Biden’s new tariffs announced today are a bold vote of confidence and commitment to U.S. industrial ambitions. For example, the 100% tariff on Chinese EVs signals that the U.S. will not allow China’s efficient EV industry to kill U.S. efforts before they even get fully under way. This will keep investment flowing into the U.S. EV industry and allow it to grow, improve, and compete in the future.
This kind of protection is appropriate and is how capitalism has always worked. In the early 20th century, an upstart company called Toyota lost money and made terrible cars for decades but survived thanks to strict protectionism. When Toyota first exported cars, they were the laughingstock of the world. Japan almost gave up. Fortunately, Japan's elites persisted, and years later, a new generation of low-cost, high-quality cars began to dominate global markets.
Japan, China, and other industrial countries learned these tricks from the early industrializing U.S. Then we forgot the principles that guided our development. In global economics, when the student surpasses the master, the master must become a student again. Thanks to Biden’s aggressive industrial policy, we’re learning again. Now it’s just time to stop the whining.

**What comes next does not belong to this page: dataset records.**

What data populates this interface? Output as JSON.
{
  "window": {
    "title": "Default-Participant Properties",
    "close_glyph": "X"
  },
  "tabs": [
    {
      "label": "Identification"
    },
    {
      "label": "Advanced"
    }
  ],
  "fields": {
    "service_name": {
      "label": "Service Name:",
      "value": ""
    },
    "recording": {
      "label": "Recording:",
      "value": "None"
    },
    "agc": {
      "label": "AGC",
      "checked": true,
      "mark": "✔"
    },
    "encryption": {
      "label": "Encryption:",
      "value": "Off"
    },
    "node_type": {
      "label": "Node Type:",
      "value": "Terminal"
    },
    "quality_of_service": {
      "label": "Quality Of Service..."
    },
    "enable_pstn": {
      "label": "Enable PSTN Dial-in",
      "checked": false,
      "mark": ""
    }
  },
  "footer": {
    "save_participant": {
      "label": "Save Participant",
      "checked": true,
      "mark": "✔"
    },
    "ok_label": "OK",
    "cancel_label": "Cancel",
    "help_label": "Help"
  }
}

Thank you for writing a nuanced and thoughtful piece on this! I feel very aligned with what you said and thankful to see this position articulated in writing so well. But I do have some questions / wonderings / thoughts in this direction!
I like the framing of "whining" re: our rhetoric towards China. Personally, I think it also extends to the TikTok ban conversation. We where all "competition and freedom of speech" when China was banning Facebook and Google despite their citizens wanting to use them, but, as soon as a Chinese company kicks the ass of Americans to dominate the next gen social media platform, we get all whiney and defensive.
To me, it does feel like the Biden admin is stuck in a Cold War framing, with spheres of influence and an iron curtain across the South China Sea. I just feel like we're fighting old battles, not focused on the next horizons. Your point about advanced economies still needing manufacturing is interesting and new to me, and makes a lot of sense. But why do we still need it to be car manufacturing? We already lost the opportunity to lead on EVs, batteries, etc. Why not buy cheap EVs from China to reduce GHGs ASAP, and focus US industrial policy on stuff we are still the best at? Aerospace, biotech, next-gen materials / chemicals, agtech, etc?
The tariffs just feel a un-creative to me, like trying to re-build the Rust Belt to 1960s levels, just this time EVs. And it feels intuitive that we'd decarbonize more quickly without protectionist policies? But maybe I'm missing something there.
Anyways, thanks again for writing this!